Vulnerability Age

Hello All,

So I am trying to produce how many days the a single vulnerability has been on a host. There is an option to produce this number in “Days” with the timestamp from dim_asset_vulnerability_finding. I am unsure how to implement this and get Vulnerability Age back as a column. This is the current query I am working on.

"SELECT DISTINCT asset_id, dv.title, favf.date From dim_asset da JOIN dim_asset_tag USING (asset_id) JOIN dim_tag dt USING (tag_id) JOIN dim_asset_service_configuration USING (asset_id) JOIN fact_asset_vulnerability_finding favf USING (asset_id) JOIN dim_vulnerability dv USING (vulnerability_id)

Thanks in advance,
Jacob

:wave:

Does this table contain the information that you’re looking for? https://insightvm.help.rapid7.com/docs/understanding-the-reporting-data-model-facts#section-fact-asset-vulnerability-age

I have tried using the table fact_asset_vulnerability_age but it does not seem exist within the datawarehouse schema. In the link below it says I can choose the function age(date, unit) which I can choose “days” but it will not let me choose “days” but the function choosing age works.
https://help.rapid7.com/nexpose/en-us/warehouse/warehouse-schema.html#fact_asset_vulnerability_finding_remediation.date

@jacob_horning

My apologies - for the data warehouse, you can use some Postgres functions to get the format that you’re looking for.

If you have the date that vulnerability was found, favf.date, you can use the age(timestamp) function to get the following example format:

1 years 7 mons 29 days 23 hours 29 mins 3.564 secs

To get the days specifically from this, you could use the following. Note, this syntax is seemingly undocumented, but it will accept the following intervals years, months, days, hours, minutes, seconds.

age(favf.date, 'days')

This will return a floating point value that could be converted to an integer if you want with the following:

ROUND(age(favf.date, 'days'))::integer

There are some of other ways to accomplish this that are documented, but are a bit more verbose.

@tyler_schmidtke Thank you for the help. One more question, what if I wanted to print out years, months, and days but not hours, minutes and seconds. Thank you.

You can use the extract function for that. The previously linked documentation has details on the syntax :slight_smile:

@tyler_schmidtke

Thank you so much for the reference. It seems with everything I found I can only select one field from the extract function. I am trying to extract multiple fields not sure if this is possible with this function or my syntax is off with this.

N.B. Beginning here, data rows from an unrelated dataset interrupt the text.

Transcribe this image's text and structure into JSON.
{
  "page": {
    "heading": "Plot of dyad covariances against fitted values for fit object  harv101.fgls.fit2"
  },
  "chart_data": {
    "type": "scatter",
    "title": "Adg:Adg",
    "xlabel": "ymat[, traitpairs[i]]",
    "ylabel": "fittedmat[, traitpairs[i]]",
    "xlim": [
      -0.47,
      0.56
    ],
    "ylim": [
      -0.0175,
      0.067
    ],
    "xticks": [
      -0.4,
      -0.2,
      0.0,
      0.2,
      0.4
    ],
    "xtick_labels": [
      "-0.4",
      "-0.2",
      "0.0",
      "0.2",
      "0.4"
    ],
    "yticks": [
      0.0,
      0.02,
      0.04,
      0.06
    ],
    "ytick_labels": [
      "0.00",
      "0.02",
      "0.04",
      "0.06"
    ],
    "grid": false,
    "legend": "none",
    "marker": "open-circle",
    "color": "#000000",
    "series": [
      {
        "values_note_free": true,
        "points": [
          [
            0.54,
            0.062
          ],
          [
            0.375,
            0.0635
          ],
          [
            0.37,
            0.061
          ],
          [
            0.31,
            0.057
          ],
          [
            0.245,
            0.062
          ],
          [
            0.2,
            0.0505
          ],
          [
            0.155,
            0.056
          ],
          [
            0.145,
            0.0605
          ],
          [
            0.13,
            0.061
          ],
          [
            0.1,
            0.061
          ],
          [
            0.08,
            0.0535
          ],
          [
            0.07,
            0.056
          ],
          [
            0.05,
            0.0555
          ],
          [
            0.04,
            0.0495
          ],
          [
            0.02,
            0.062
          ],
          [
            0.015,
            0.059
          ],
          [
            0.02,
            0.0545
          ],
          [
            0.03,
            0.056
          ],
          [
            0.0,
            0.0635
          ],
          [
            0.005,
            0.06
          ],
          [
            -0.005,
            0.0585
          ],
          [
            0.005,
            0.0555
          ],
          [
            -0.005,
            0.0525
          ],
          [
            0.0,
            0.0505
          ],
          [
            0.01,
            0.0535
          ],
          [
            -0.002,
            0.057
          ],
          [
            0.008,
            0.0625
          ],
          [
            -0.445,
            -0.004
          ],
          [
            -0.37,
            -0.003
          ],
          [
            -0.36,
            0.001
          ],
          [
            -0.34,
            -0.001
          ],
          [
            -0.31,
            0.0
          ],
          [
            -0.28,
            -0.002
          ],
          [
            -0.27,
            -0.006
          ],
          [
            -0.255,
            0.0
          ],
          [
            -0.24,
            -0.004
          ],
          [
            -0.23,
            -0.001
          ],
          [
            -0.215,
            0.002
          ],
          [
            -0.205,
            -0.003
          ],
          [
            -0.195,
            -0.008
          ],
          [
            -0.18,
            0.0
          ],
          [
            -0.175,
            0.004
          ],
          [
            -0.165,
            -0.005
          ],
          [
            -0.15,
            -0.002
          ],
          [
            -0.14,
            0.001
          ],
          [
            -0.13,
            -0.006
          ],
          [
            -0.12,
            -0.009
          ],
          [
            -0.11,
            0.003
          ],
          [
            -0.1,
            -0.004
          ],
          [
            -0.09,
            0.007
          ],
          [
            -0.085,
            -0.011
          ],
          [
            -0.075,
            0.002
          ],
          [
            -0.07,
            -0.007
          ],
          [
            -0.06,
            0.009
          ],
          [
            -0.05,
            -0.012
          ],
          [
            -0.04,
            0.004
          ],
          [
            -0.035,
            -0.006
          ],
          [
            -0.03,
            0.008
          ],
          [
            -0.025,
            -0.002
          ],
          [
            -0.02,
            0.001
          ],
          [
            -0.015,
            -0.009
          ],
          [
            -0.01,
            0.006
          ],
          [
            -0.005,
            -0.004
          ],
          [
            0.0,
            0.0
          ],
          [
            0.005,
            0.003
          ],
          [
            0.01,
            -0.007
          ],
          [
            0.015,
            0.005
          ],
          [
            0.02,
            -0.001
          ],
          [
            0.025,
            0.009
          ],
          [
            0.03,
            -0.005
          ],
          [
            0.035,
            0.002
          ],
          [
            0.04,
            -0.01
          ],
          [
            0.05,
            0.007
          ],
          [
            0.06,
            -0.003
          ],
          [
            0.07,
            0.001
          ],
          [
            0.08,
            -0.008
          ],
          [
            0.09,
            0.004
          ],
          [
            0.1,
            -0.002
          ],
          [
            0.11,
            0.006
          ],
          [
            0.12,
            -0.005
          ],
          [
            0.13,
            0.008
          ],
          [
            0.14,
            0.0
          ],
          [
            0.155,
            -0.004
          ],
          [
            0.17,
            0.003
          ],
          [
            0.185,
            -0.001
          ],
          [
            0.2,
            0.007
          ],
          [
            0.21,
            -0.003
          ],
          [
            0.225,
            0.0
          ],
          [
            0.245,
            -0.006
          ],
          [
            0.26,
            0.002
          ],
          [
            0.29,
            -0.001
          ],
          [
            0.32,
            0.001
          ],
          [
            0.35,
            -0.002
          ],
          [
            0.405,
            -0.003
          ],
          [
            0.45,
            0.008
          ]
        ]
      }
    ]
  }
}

EXTRACT(‘months’ , ‘days’ , ‘years’, from favf.date)

You should be able to use CONCAT along with multiple calls of the age function, something like this might get the results that you’re looking for:

concat(extract(YEARS from age(favf.date)), ' years ', extract(MONTHS from age(favf.date)), ' months ',  extract(DAYS from age(favf.date)), ' days') AS age

be careful with SELECT DISTINCT :slight_smile:

r7_aging AS (
SELECT asset_id
,vulnerability_id
,first_discovered
,most_recently_discovered
FROM fact_asset_vulnerability_age
)

@matt_wyen is there a reason with DISTINCT not working because I use it in almost everyone one of my queries and it removes duplicates I noticed. We had a lot of issues with this and had to remove the duplicates via a python script. Thanks

Stack exchange is really better at explaining this than I am - its a “WHAT IS MY USE CASE” situation

Whoever told you using DISTINCT is a bad sign in itself is wrong. In reality, it all depends on what problem you are trying to solve by using DISTINCT in the first place.

If you’re querying a table that is expected to have repeated values of some field or combination of fields, and you’re reporting a list of the values or combinations of values (and not performing any aggregations on them), then DISTINCT is the most sensible thing to use. It doesn’t really make sense in my mind to use GROUP BY instead just because somebody thinks DISTINCT shouldn’t be used. Indeed, I think this is the kind of thing DISTINCT is designed for.

If OTOH you’ve found that your query has a bug meaning that repeated values are being returned, you shouldn’t use either DISTINCT or GROUP BY to cancel out this bug. Rather, you should figure out the cause of the bug and fix it.

Using DISTINCT as a safety net is also a poor practice, as it potentially hides problems, and furthermore it can be computationally expensive (typically O( n log n ) or O( n 2)). In this scenario, I can’t see that using GROUP BY instead would help you.

https://stackoverflow.com/questions/33651429/should-i-use-distinct-in-my-queries

@matt_wyen that makes sense. What rapid7 does is thrown in how many instances a single vulnerability is found and include the port they found it on but the remediation would be the same for all of these instances. So to decrease the size of our reports we removed these instances and just kept one of them. The numbers then would be more closely related the numbers found in our dashboard cards.